What Is Disposable Income?
The money you have left over from your salary after you’ve paid federal, state, and local taxes is your disposable personal income (DPI), also referred to as your net pay.

Disposable income also has economic significance. Not only is it one of the major determinants of consumer spending, but it is also one of the five determinants of demand, which represents how many goods and services are bought at various prices during a certain period of time. In short, how much disposable income someone has helps determine how much money they spend on goods and services.

What Isn’t Considered Disposable Income?
But don’t spend all your disposable income just yet. Disposable income is not to be confused with discretionary income, which takes it a step further. That is what is left of your disposable income after you’ve spent for necessities like rent, your mortgage payments, healthcare, transportation, and clothing.

Discretionary income can be spent on eating out, investing, travel, and any other non-essential items or expenditures. It’s your fun money to spend with limited guilt on things you don’t actually need, knowing that your other expenses are taken care of.

Budget Your Disposable Income
It’s important to budget your disposable income. While there are various different types of budgeting systems—the 50/30/20 rule, the envelope system, the 80/20 method, a traditional line-item budget, or even the “pay yourself first” method—it really comes down to personal circumstances and preferences when selecting which method to use. Be honest with yourself because there’s no point in having a budget if you aren’t going to stick to it or if it’s unrealistic for your current lifestyle or situation.

Some questions to consider before choosing a budget: Do you have student loans?

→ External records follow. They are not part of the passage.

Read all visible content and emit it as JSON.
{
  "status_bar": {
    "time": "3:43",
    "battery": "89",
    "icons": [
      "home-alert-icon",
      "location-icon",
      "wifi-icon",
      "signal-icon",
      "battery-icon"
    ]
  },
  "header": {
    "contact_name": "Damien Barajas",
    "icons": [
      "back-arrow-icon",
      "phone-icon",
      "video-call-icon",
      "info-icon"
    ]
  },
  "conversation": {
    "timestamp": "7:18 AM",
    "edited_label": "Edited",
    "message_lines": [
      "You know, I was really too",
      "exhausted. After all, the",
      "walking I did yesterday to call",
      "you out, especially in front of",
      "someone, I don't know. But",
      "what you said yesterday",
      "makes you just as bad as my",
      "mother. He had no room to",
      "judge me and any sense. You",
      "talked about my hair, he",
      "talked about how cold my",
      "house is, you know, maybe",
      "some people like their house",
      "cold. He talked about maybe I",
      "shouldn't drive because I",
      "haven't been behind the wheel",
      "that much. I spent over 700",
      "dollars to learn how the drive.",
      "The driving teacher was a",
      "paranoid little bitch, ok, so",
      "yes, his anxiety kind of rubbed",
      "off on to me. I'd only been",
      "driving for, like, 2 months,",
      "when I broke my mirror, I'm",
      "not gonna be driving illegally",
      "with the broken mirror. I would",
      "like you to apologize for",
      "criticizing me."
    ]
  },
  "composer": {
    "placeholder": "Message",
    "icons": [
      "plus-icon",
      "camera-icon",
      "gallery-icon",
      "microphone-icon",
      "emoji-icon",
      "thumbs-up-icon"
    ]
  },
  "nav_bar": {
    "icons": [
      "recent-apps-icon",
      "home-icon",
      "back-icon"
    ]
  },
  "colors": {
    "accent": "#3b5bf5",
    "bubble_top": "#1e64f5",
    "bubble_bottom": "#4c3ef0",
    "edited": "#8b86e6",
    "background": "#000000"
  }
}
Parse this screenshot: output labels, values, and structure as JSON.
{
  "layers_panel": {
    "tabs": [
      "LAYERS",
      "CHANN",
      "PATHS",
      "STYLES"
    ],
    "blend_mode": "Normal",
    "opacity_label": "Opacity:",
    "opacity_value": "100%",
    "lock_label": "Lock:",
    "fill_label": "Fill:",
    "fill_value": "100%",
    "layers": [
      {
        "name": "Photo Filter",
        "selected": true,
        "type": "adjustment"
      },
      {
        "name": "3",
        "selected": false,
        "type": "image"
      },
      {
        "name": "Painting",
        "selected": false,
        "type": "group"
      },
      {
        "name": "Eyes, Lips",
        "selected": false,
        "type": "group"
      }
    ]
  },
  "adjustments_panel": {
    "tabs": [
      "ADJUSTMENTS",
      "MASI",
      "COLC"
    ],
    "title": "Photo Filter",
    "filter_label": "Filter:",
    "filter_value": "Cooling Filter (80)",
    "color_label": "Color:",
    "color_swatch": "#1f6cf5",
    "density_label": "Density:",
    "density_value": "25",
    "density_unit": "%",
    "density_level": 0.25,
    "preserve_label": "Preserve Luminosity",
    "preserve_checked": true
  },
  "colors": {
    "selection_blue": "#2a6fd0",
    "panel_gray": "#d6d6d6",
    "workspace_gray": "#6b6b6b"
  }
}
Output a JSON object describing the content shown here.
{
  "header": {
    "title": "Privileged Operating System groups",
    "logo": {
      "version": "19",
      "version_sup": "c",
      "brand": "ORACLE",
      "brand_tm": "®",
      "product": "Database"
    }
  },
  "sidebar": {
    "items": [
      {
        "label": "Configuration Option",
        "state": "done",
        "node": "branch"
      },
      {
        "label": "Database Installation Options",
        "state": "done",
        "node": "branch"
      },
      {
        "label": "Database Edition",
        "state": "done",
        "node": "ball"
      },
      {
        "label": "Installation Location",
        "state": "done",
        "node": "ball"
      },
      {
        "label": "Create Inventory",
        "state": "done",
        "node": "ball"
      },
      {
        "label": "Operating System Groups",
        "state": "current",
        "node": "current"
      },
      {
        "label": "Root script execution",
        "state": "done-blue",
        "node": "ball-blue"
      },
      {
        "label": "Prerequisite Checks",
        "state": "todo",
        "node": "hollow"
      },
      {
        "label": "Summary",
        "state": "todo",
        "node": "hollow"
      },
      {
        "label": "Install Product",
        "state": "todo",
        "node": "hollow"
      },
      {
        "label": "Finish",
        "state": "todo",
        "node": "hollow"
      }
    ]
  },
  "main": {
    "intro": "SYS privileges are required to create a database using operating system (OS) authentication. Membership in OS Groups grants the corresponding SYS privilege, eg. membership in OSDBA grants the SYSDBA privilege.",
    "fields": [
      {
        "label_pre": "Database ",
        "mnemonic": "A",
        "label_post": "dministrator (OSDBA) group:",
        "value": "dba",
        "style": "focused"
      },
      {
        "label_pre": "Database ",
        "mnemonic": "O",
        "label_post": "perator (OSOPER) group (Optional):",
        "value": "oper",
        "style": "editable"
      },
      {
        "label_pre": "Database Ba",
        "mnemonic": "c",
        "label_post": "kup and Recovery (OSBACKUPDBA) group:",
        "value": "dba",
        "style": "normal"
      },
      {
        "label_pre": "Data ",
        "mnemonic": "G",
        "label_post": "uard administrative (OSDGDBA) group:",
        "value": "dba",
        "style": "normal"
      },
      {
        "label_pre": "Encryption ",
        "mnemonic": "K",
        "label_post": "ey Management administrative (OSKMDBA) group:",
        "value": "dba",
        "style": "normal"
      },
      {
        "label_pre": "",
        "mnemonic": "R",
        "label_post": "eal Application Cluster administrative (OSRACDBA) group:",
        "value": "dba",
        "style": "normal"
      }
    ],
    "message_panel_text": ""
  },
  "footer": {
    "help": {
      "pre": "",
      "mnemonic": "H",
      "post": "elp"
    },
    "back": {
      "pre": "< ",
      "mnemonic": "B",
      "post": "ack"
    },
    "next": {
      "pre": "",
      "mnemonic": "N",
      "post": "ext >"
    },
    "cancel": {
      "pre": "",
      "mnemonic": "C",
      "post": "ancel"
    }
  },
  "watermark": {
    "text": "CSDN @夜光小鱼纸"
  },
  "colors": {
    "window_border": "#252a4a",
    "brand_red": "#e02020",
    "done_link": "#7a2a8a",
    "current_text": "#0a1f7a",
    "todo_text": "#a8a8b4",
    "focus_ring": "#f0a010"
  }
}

Credit card debt? Do you like padding your savings, or would you rather invest your extra funds and only keep the bare minimum in liquid cash? Are you a spender or a saver? How often do you eat out? Do you like to travel frequently or are you more of a homebody? Do you have expensive tastes or do you like to be frugal in your purchases?

Many experts say your necessities—rent or mortgage payment, food, taxes—should account for only 50 percent of your budget, while discretionary spending should account for 30 percent or less. The remaining 20 percent should be used for other financial goals, such as paying off debt, saving, or investing.

Once you decide your financial priorities, then you are able to find the budget that works best for you. And when filling in your budget, don’t forget these often-overlooked budget busters, such as entertainment, gifts, or annual dues.

How to Cut Disposable or Discretionary Spending
If the numbers just aren’t adding up, it may be time to re-evaluate your spending habits and cut back where you can. Try a worksheet that helps prioritize what you really need and what you might be able to do without to cut back on discretionary spending.

Some helpful tips to trim your budget might include combining errand trips to save money on gas, stopping or limiting eating out, paying off debts as soon as possible to save money on interest, buying groceries in bulk from a club store, or reducing cable bills by selecting a cheaper package.

Some discretionary spending items you could probably cut without issue include that never-used gym membership, a biweekly manicure/pedicure or other spa treatment, magazine or live streaming subscriptions, professional societies or club dues, and even holiday gifts.